Central Okanagan teachers Derek Smith of Mount Boucherie and Graeme Stacey of KSS have a long history together. They have taught at the same schools in the past and also work together on a few local and provincial organizations.
Now at different schools, both teachers have developed innovative, engaging and critical thinking projects in their classrooms that have been recognized on a national level with Government of Canada history awards.
“All of these students, regardless of the type of work they get into, will be a functioning citizen,” said Smith. “No matter what path they take these students are going to be faced with making decisions when it comes to elections or things that are going on in the world and you can trace it all back through history. My goal and hope is they will be more aware (of history) and more engaged. If we are doing our jobs right, we are creating better students and a better place to live.”
Smith and Stacey were among 30 winners across Canada in the competition that asked history teachers to create projects using critical thinking.
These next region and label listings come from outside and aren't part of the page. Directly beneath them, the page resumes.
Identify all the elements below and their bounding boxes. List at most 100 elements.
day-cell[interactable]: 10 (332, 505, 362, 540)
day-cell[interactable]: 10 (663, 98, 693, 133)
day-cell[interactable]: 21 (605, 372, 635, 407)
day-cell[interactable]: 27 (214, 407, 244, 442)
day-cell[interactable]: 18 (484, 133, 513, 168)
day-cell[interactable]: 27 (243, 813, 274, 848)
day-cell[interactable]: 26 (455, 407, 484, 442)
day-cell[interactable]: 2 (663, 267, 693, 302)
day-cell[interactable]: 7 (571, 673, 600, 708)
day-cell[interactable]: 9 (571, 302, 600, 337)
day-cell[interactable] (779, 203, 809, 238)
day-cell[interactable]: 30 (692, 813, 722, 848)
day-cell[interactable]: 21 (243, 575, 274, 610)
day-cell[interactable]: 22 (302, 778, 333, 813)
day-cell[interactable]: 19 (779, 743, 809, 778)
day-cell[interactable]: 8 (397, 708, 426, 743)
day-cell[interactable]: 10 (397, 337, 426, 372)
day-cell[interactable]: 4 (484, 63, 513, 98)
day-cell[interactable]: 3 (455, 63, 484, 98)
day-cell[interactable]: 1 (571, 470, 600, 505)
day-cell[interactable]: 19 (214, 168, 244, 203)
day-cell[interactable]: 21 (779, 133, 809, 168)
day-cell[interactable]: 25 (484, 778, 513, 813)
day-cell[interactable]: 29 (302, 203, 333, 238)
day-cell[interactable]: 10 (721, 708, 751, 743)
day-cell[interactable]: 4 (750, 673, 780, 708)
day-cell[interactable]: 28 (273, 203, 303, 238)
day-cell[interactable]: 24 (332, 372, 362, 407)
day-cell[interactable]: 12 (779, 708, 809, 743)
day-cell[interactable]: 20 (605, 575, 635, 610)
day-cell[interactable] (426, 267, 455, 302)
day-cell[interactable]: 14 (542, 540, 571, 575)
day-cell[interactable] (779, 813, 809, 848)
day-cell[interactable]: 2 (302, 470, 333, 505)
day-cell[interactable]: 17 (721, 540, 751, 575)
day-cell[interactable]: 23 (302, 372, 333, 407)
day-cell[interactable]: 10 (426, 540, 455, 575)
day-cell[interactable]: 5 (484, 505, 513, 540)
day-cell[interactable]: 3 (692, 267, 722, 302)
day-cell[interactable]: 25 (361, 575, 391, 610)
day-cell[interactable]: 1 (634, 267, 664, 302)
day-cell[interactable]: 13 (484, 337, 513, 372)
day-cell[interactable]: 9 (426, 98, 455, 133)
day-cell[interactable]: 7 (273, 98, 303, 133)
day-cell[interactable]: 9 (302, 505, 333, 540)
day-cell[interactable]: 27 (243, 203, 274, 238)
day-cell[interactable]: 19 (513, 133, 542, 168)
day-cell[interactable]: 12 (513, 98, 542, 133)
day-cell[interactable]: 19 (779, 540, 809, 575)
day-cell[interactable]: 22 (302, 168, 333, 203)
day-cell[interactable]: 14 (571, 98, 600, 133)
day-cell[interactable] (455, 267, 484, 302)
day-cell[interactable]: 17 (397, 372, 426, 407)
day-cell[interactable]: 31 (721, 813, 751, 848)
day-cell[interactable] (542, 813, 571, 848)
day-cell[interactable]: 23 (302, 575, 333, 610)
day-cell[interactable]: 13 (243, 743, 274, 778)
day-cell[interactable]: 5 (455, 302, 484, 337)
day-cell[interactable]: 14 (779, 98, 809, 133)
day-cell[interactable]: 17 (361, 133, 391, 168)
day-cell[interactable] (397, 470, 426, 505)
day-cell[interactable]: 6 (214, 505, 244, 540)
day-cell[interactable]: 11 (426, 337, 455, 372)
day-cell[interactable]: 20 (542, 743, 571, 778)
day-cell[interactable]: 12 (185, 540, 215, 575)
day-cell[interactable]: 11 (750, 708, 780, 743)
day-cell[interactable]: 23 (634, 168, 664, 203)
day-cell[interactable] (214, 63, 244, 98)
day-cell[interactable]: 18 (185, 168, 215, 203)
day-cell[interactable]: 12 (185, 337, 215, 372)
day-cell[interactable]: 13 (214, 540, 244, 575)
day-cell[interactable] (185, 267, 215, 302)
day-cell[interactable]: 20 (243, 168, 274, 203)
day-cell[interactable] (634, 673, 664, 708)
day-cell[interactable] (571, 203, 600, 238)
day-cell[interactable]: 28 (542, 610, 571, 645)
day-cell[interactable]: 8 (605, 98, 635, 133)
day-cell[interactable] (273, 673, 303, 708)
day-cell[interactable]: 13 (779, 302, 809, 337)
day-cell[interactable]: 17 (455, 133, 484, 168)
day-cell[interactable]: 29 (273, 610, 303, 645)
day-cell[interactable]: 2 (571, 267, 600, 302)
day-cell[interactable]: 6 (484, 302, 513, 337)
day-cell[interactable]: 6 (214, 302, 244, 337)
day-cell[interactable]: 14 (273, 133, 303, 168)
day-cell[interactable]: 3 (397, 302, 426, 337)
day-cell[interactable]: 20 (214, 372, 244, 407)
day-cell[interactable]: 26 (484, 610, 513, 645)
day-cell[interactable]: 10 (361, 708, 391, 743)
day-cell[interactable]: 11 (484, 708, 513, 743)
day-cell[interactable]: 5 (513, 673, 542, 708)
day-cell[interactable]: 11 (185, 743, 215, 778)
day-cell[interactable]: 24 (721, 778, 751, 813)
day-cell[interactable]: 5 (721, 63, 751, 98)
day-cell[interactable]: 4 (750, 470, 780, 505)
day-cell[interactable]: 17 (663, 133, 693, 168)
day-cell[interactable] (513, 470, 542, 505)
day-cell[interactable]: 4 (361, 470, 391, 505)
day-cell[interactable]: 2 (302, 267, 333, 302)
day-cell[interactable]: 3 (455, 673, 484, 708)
For Smith, his project will be put into his classroom this year and will ask students to research post-war Prime Ministers and select one to replace the Queen on the 20 dollar bill, the only Canadian currency which doesn’t feature a PM on it.
“It was all based on critical thinking and creating criteria to assess history, to make decisions and to evaluate them,” said Smith who said students will be able to submit their choice to the Bank of Canada, which is looking for suggestions from the public about a commemorative 20 dollar bill. “What I liked about it was it more of an authentic task and something to engage them more. If they buy-in you’re going to get a lot further with it and they will take more away from it.”
While Smith will put his new project to his students for the first time this school year, at KSS Stacey’s social studies’ and history students have been engaged in a project for the past several years, learning about what he calls forgotten soldiers: Canadians who fought in Hong Kong in World War II, many of whom were taken as Prisoners of War by the Japanese.
“There are only 23 of them (Canadian veterans of the Hong Kong battles) left and 2016 marks the 75th anniversary of this battle,” said Stacey. “We’re not going to have many of these guys left and part of this project is to personalize the story of these veterans who spent three-and-a-half-years in POW camps so kids can be advocates for this story.”
As part of the project, students will hear from a relative of a Canadian POW and will also comb through historic pictures, selecting just five in the end, researching the war and making personal connections with veterans, through the research.
“They make primary connections through imagery of the veterans’ experience,” said Stacey. “They will come to their own conclusions to learn what it was like to become a Prisoner of War in World War II. The textbook only has one paragraph on it but I want them to engage, be angry about this topic and find out more about it. To me this is a big deal. In my lifetime and in these kids’ lifetime, there aren’t going to be any more of these soldiers left.”
Stacey said his program has been a benefit to himself as well, adding that he is inspired by the student responses and insights into the story of Hong Kong veterans.
As the government of BC moves to a new curriculum over the next three years, a lot is being made of the move to new competencies that will involve critical thinking. But for history teachers Derek Smith and Graeme Stacey, using critical thinking is something that has been taking place not only in their classrooms, but in many more.
Their award winning projects are online and can be picked up and used in classrooms across Canada as a way to share projects that uniquely involved students.
“To me this was a validation of what is going on in this building every day,” said Smith. “There are a lot of inspiring and interesting things happening in these classrooms. Teachers are working harder to engage students. It’s easy to complain about the battle with cell phones and all the media we have to compete with but at the end of the day I don’t think kids are any better or worse than we were when we were their age. If you have an authentic interest in the subject you’re tackling, you are passionate about what you are doing and putting together lessons that engage kids, then I think you can cut though that.”
“This is about exposing kids to past histories and making them come to life a bit more,” added Stacey. “It creates empathy and allows them to recognize some of the wrongs that have happened in history.”